Blueberry Muffins

These muffins were born from my intense craving for a single blueberry muffin. I feel so excited to share with you the final culmination of my research into the fluffiest not too sweet blueberry muffins.

As I was looking for the inspiration, I found these 2 tips that seemed feasible. They both help contribute to the fluffiness of the muffin. I was feeling like I needed to ensure the fluffiest so I added both in.
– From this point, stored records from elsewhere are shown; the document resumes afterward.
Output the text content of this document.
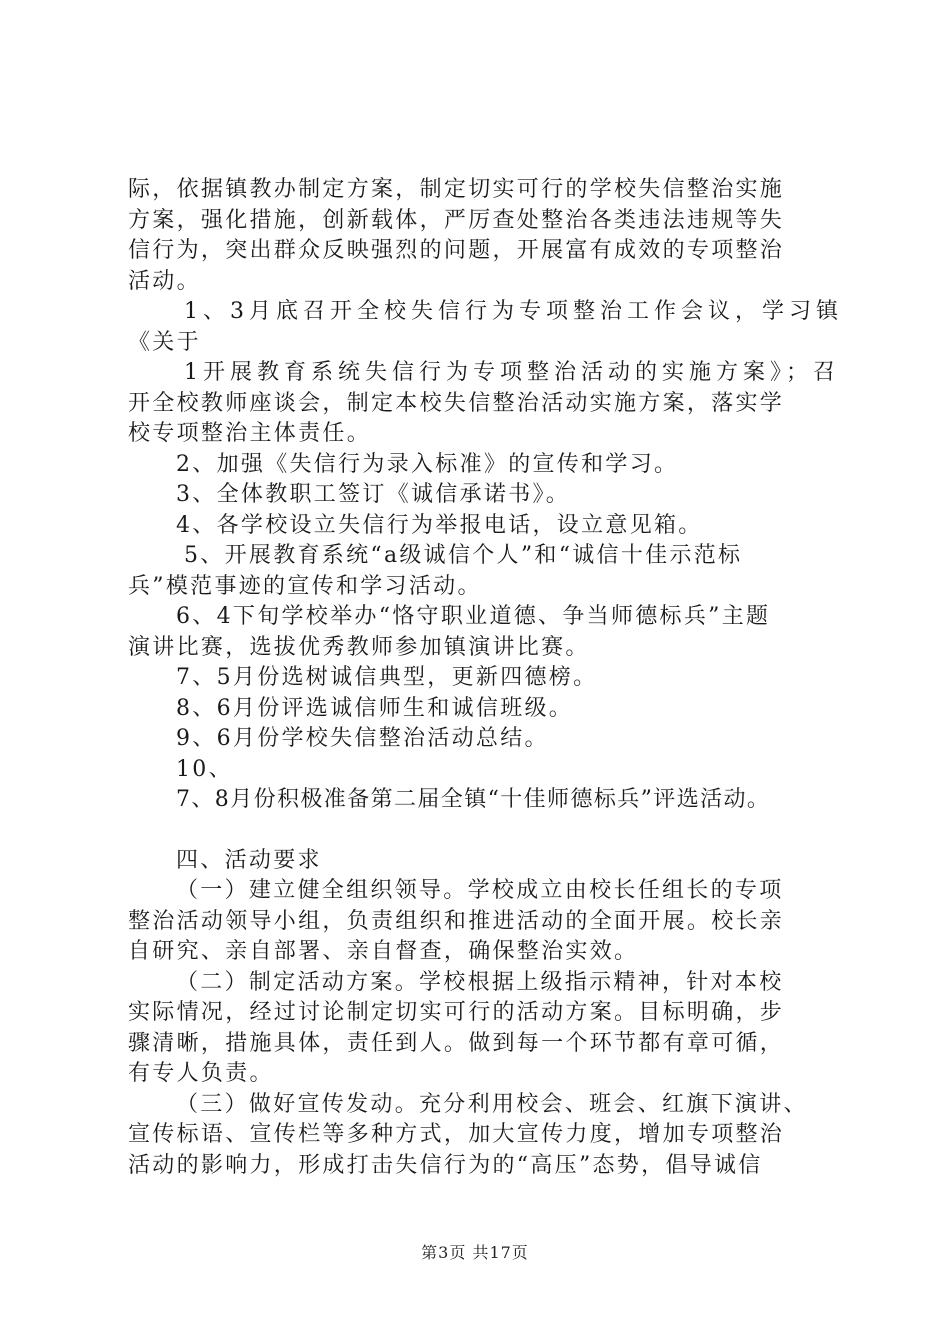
际，依据镇教办制定方案，制定切实可行的学校失信整治实施
方案，强化措施，创新载体，严厉查处整治各类违法违规等失
信行为，突出群众反映强烈的问题，开展富有成效的专项整治
活动。
1、3月底召开全校失信行为专项整治工作会议，学习镇
《关于
1开展教育系统失信行为专项整治活动的实施方案》；召
开全校教师座谈会，制定本校失信整治活动实施方案，落实学
校专项整治主体责任。
2、加强《失信行为录入标准》的宣传和学习。
3、全体教职工签订《诚信承诺书》。
4、各学校设立失信行为举报电话，设立意见箱。
5、开展教育系统“a级诚信个人”和“诚信十佳示范标
兵”模范事迹的宣传和学习活动。
6、4下旬学校举办“恪守职业道德、争当师德标兵”主题
演讲比赛，选拔优秀教师参加镇演讲比赛。
7、5月份选树诚信典型，更新四德榜。
8、6月份评选诚信师生和诚信班级。
9、6月份学校失信整治活动总结。
10、
7、8月份积极准备第二届全镇“十佳师德标兵”评选活动。
四、活动要求
（一）建立健全组织领导。学校成立由校长任组长的专项
整治活动领导小组，负责组织和推进活动的全面开展。校长亲
自研究、亲自部署、亲自督查，确保整治实效。
（二）制定活动方案。学校根据上级指示精神，针对本校
实际情况，经过讨论制定切实可行的活动方案。目标明确，步
骤清晰，措施具体，责任到人。做到每一个环节都有章可循，
有专人负责。
（三）做好宣传发动。充分利用校会、班会、红旗下演讲、
宣传标语、宣传栏等多种方式，加大宣传力度，增加专项整治
活动的影响力，形成打击失信行为的“高压”态势，倡导诚信
第3页 共17页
  1. Lemon Juice (1 tbsp) to the milk

  2. Baking Soda (1/2 tsp)


Blueberry Muffins

Ingredients:

  • 1/2 cup flour

  • 1/2 cup sugar

  • 1/2 tsp baking powder

  • 1/2 tsp baking soda

  • 1/2 tsp salt

  • 1 cup soy milk

  • 1 tbsp lemon juice

  • 1/4 cup neutral oil

  • 1-1/2 cup blueberries, frozen or fresh

    • If using frozen, keep in the freezer until the last step

Instructions:

  1. Preheat oven to 450 F

  2. Stir in lemon juice into the milk and let it sit for a minute

  3. Add and mix together the dry ingredients into a separate bowl

  4. Add oil into the milk mixture and combine with the dry ingredients

  5. Prep your muffin tray by spraying with oil and a light dust of flour to prevent sticking

  6. Mix in the blueberries to the batter, taking care not to over stir

  7. Pour into the muffin tin evenly

  8. Then combine the liquid ingredients into the dry ingredients

  9. Bake for 20-25 mins

  10. Cool enough to touch and enjoy!


Look at how full of blueberries this is!

Look at how full of blueberries this is!